6.1 Data management plan

It is becoming more common that funders demand a data management plan, either in application or soon after it. It’s a document that specifies how the data is handled during and after the project. Thereby it connects to both what data is used, how it is processed, and how it is stored afterwards. It usually includes (adapted from Aalto University’s Data Management Plan page:

  • How the data is collected or what existing data is used
  • How the data will be stored and processed by the team
  • How the ownership and user rights go
  • Whether the data will be open, and no matter if open or closed, by which conditions and licenses
  • How the research ethics and information security are taken into account
  • What are the costs of data management, how much time it needs?

It’s also often emphasized that the data management plan should live along the project, and be updated when something new is understood better. Actually, it is probably a good idea to version them and somehow document what kind of changes you have introduced along the project. This will help you doing it the next time as well.

6.2 Thinking of publishing starts here

Where the data will be stored, and be available for further research, should be somehow specified in this point already, if possible. Some repositories may be able to give you very early information about the processes they demand for the data that they can take in. For example, archives may have very specific documentation they want, and some forms they demand. Some archives do have also a procedure where they give out a statement that they are willing to archive the data from your project.

What you absolutely have to do is to make sure that the policy outlined by the archive and by your own organization are compatible by one another.
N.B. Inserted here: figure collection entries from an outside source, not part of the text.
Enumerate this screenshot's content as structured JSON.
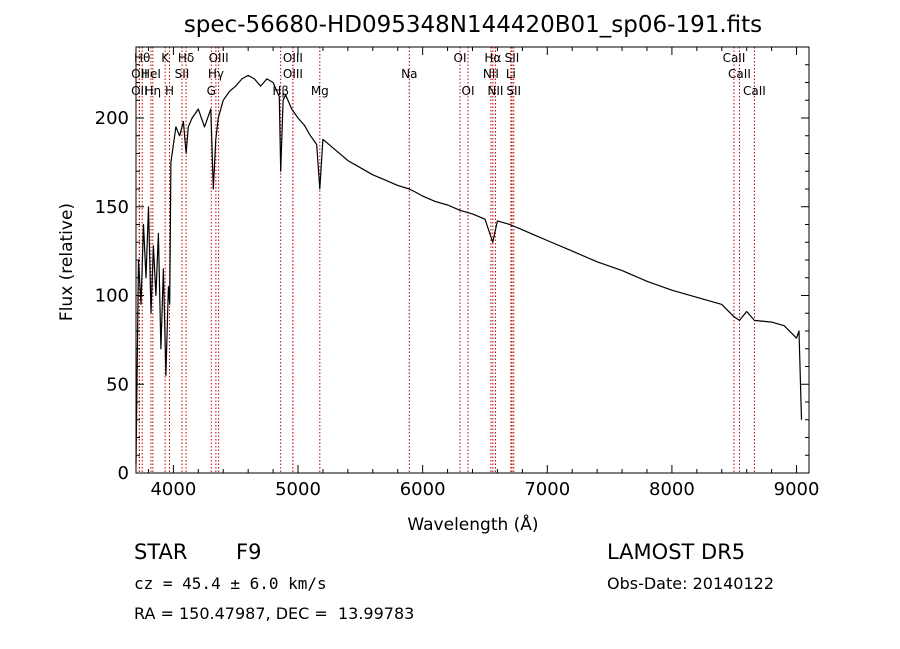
{
  "chart_data": {
    "type": "line",
    "title": "spec-56680-HD095348N144420B01_sp06-191.fits",
    "xlabel": "Wavelength (Å)",
    "ylabel": "Flux (relative)",
    "xlim": [
      3700,
      9100
    ],
    "ylim": [
      0,
      240
    ],
    "xticks": [
      4000,
      5000,
      6000,
      7000,
      8000,
      9000
    ],
    "yticks": [
      0,
      50,
      100,
      150,
      200
    ],
    "grid": false,
    "legend": "none",
    "series_color": "#000000",
    "line_marker_color": "#c00000",
    "series": [
      {
        "x": [
          3700,
          3720,
          3740,
          3760,
          3780,
          3800,
          3820,
          3840,
          3860,
          3880,
          3900,
          3920,
          3940,
          3960,
          3970,
          3980,
          4000,
          4020,
          4050,
          4080,
          4102,
          4120,
          4150,
          4200,
          4250,
          4300,
          4320,
          4340,
          4360,
          4400,
          4450,
          4500,
          4550,
          4600,
          4650,
          4700,
          4750,
          4800,
          4850,
          4861,
          4880,
          4900,
          4950,
          5000,
          5050,
          5100,
          5150,
          5175,
          5200,
          5300,
          5400,
          5500,
          5600,
          5700,
          5800,
          5893,
          5950,
          6000,
          6100,
          6200,
          6300,
          6400,
          6500,
          6563,
          6600,
          6700,
          6800,
          6900,
          7000,
          7200,
          7400,
          7600,
          7800,
          8000,
          8200,
          8400,
          8498,
          8542,
          8600,
          8662,
          8800,
          8900,
          9000,
          9020,
          9040
        ],
        "values": [
          5,
          120,
          95,
          140,
          110,
          150,
          90,
          128,
          100,
          135,
          70,
          115,
          55,
          105,
          95,
          175,
          185,
          195,
          190,
          198,
          180,
          195,
          200,
          205,
          195,
          205,
          160,
          188,
          200,
          210,
          215,
          218,
          222,
          224,
          222,
          218,
          222,
          220,
          212,
          170,
          210,
          213,
          205,
          200,
          196,
          190,
          185,
          160,
          188,
          182,
          176,
          172,
          168,
          165,
          162,
          160,
          158,
          156,
          153,
          151,
          148,
          146,
          143,
          130,
          142,
          140,
          137,
          134,
          131,
          125,
          119,
          114,
          108,
          103,
          99,
          95,
          88,
          86,
          91,
          86,
          85,
          83,
          76,
          80,
          30
        ]
      }
    ],
    "spectral_lines": [
      {
        "label": "Hθ",
        "x": 3750,
        "row": 1
      },
      {
        "label": "OII",
        "x": 3727,
        "row": 2
      },
      {
        "label": "OII",
        "x": 3727,
        "row": 3
      },
      {
        "label": "HeI",
        "x": 3820,
        "row": 2
      },
      {
        "label": "Hη",
        "x": 3835,
        "row": 3
      },
      {
        "label": "K",
        "x": 3934,
        "row": 1
      },
      {
        "label": "H",
        "x": 3969,
        "row": 3
      },
      {
        "label": "SII",
        "x": 4069,
        "row": 2
      },
      {
        "label": "Hδ",
        "x": 4102,
        "row": 1
      },
      {
        "label": "OIII",
        "x": 4363,
        "row": 1
      },
      {
        "label": "Hγ",
        "x": 4341,
        "row": 2
      },
      {
        "label": "G",
        "x": 4304,
        "row": 3
      },
      {
        "label": "OIII",
        "x": 4959,
        "row": 1
      },
      {
        "label": "OIII",
        "x": 4959,
        "row": 2
      },
      {
        "label": "Hβ",
        "x": 4861,
        "row": 3
      },
      {
        "label": "Mg",
        "x": 5175,
        "row": 3
      },
      {
        "label": "Na",
        "x": 5893,
        "row": 2
      },
      {
        "label": "OI",
        "x": 6300,
        "row": 1
      },
      {
        "label": "OI",
        "x": 6364,
        "row": 3
      },
      {
        "label": "Hα",
        "x": 6563,
        "row": 1
      },
      {
        "label": "NII",
        "x": 6548,
        "row": 2
      },
      {
        "label": "NII",
        "x": 6584,
        "row": 3
      },
      {
        "label": "SII",
        "x": 6717,
        "row": 1
      },
      {
        "label": "Li",
        "x": 6708,
        "row": 2
      },
      {
        "label": "SII",
        "x": 6731,
        "row": 3
      },
      {
        "label": "CaII",
        "x": 8498,
        "row": 1
      },
      {
        "label": "CaII",
        "x": 8542,
        "row": 2
      },
      {
        "label": "CaII",
        "x": 8662,
        "row": 3
      }
    ]
  },
  "info": {
    "object_type": "STAR",
    "spectral_class": "F9",
    "survey": "LAMOST DR5",
    "cz": "cz = 45.4 ± 6.0 km/s",
    "obs_date": "Obs-Date: 20140122",
    "coords": "RA = 150.47987, DEC =  13.99783"
  }
}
Your organization, usually university, also probably has some recommendations or rules for your data management. These should be read closely and followed. But it is also very possible that for your own specific field the practices are still emerging.

If you plan to publish the data openly somewhere, then you also have to think how the anonymization or pseudonymization are performed. Again, some data types, such as audio or video recordings, cannot be anonymized in a sensible manner.

6.3 How big are we going?

Bit above in the data management plan we already discussed that it is important to estimate how much time the data management needs. This, at least in humanities, is often connected to how much it costs. Our data usually is not tied to very expensive equipment, and we often do rather qualitative analysis and annotation, so a lot tends to boil into how much time something takes.

How large dataset you are creating is thereby really dependent from how big your team is. It’s easy to see what this means when you are working alone! If you have to manage and publish a huge database, and also do your research, you may find yourself from a pretty tight spot. This is one reason why we will discuss quite thoroughly the benefits of trying to use the existing datasets. You simply have less to do with data management, and can emphasize further work on the materials and your own research.

When there is a team working with the dataset things get different. With several specialists who know the data type, content and best practices, we can do very impressive new datasets in reasonable time, which still often means years. We have thereby had plenty of research projects that create new datasets, and exclusively do that. The result of the project is a new corpus or resource.

In this point I have grown little bit suspicious toward this approach. I think datasets that are not used in research may not always be entirely battle tested. And this is a problem. How can we know that the conventions of the dataset are actually useful, if nobody has seriously used it in any research? Was the sampling reasonable, and same question can be asked about tens of little details we have to decide. Still, I do admit that when we are speaking about really large datasets, large projects and teamwork is the way to go.

And, as a final word of caution, usually a single PhD student should not be responsible for the project’s data management while they also do their PhD. This is a common recipe, but I think lots of alarms should start ringing under this arrangement. Generally in a project the data management should not be in hand one individual person, as it streches into everything we do with the data as a team, and should connect to everyone’s work. At the same time the practices should not only be dictated from above, but be discussed in detail, based on current experiences and tools available, with the entire team.

6.4 How narrow are we staying?

Besides the size of the dataset, there is another question of breadth. Even a small data, if annotated for lots of detail, can become lots of work. At the same time some small datasets are really suitable for few individual studies. I would never say just to one, as replication and changing the angle certainly can always be done with real benefits, but it is true that some datasets are wider than others. For example, a general corpus of a language can suit countless of different studies, whereas a small corpus of specific pronounced words is already something that may have been created just for one specific purpose. These examples also have the relation that latter often could had been derived from the former.